4The Bangladesh Tele-communication Regulatory Commission (BTRC) on Tuesday ordered the country’s leading mobile phone operator Grameenphone (GP) not to hinder the ongoing audit of the company.
This move came following complains from auditing firm Toha Khan Zaman & Co that GP has not been helping the audit to run smoothly, although the work started three months earlier.
The auditors will look into the different financial matters of GP since its inception. An earlier BTRC audit in 2011 was declared illegal by the High Court, as the auditor was not appointed by following the proper legal protocol.
GP, in a letter to the BTRC on October 20 last year, had questioned the new audit process, asking how a new audit could be conducted, as the claim of the previous audit in 2011 still remains pending before the court. BTRC officials said that the appointment of the new auditor was done in a lawful manner and thus the operator has no reason to question its legality.
The HC, in its observation in 2011, also emphasised appointing a new auditor, as the audit found that GP owed the government Tk. 3,034 crore.
The BTRC sent a letter to GP yesterday, saying, “GP should not try to hinder the activities of the BTRC. Upon completion of the new audit, the issues raised by GP regarding the previous audit will be resolved.”
When questioned, BTRC chairman Shahjahan Mahmood said the commission is not happy with GP’s role in the issue.
“We have received complains from the auditor. The matter was also discussed in the commission’s meetings. We are not happy with the role of the GP,” he added.
When questioned, GP head of corporate affairs, Mahmud Hossain, said, “We have received the BTRC’s letter. We are currently analysing its contents.”
Past records of GP
GP was fined on two occasions in 2007 and 2008 for offering illegal VoIP services, compelling the company to pay Tk 418 crore to the telecoms regulator. Following the VoIP scam, GP top management had to go through a major reshuffle to retain its licence to operate in Bangladesh.
More allegations pending against GP
(1)According to a 2010 audit report initiated by the BTRC, GP has also not paid Tk 3,034 crore in taxes, and concealed certain information, including the number of its subscribers, to evade tax. The report was contested by the telecoms operator that led to litigation in the High Court. As per observation of the final verdict of the case, BTRC will now appoint a new audit firm to reassess tax evasion by GP.
(2)According to a report of the Comptroller and Auditor General (CAG) submitted in parliament on September 8 last year, the government has incurred a loss of Tk 19.20 crore over three fiscal years by realising licence fees at a lower rate, instead of the fixed rate, while leasing out Bangladesh Railway (BR) lands to GP.

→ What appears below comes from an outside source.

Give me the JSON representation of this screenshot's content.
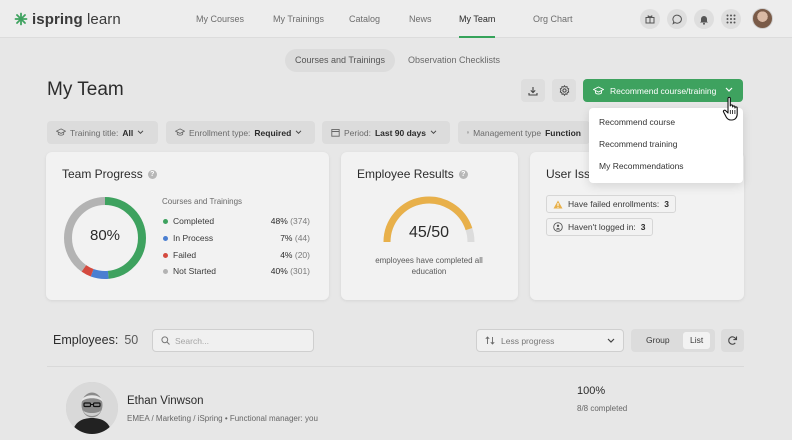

Under the Land Management Policy 2006, licence fees were fixed at Tk 335 and Tk 223 per sft of land respectively in divisional towns, and in district and other town areas. However, BR realised the licence fee from GP at Tk 16, Tk 8 and Tk 6 per sft of railway land in Pakshi area in the western region in the fiscal years 2007–08, 2008–09 and 2009–10. According to the audit report, this caused huge revenue losses — to the tune of Tk 19,20,46,139. Again the GP authorities have filed a writ petition with the High Court, challenging the new enhanced rates of licence fees. The issue is now pending.
GP ownership structure
GP is a joint venture between Telenor (55.8%), the largest telecommunications service provider in Norway having mobile phone operations in 12 other countries, and Grameen Telecom Corporation (34.2%), a non-profit organisation of Bangladesh. The other 10 per cent shares belong to retail and institutional investors.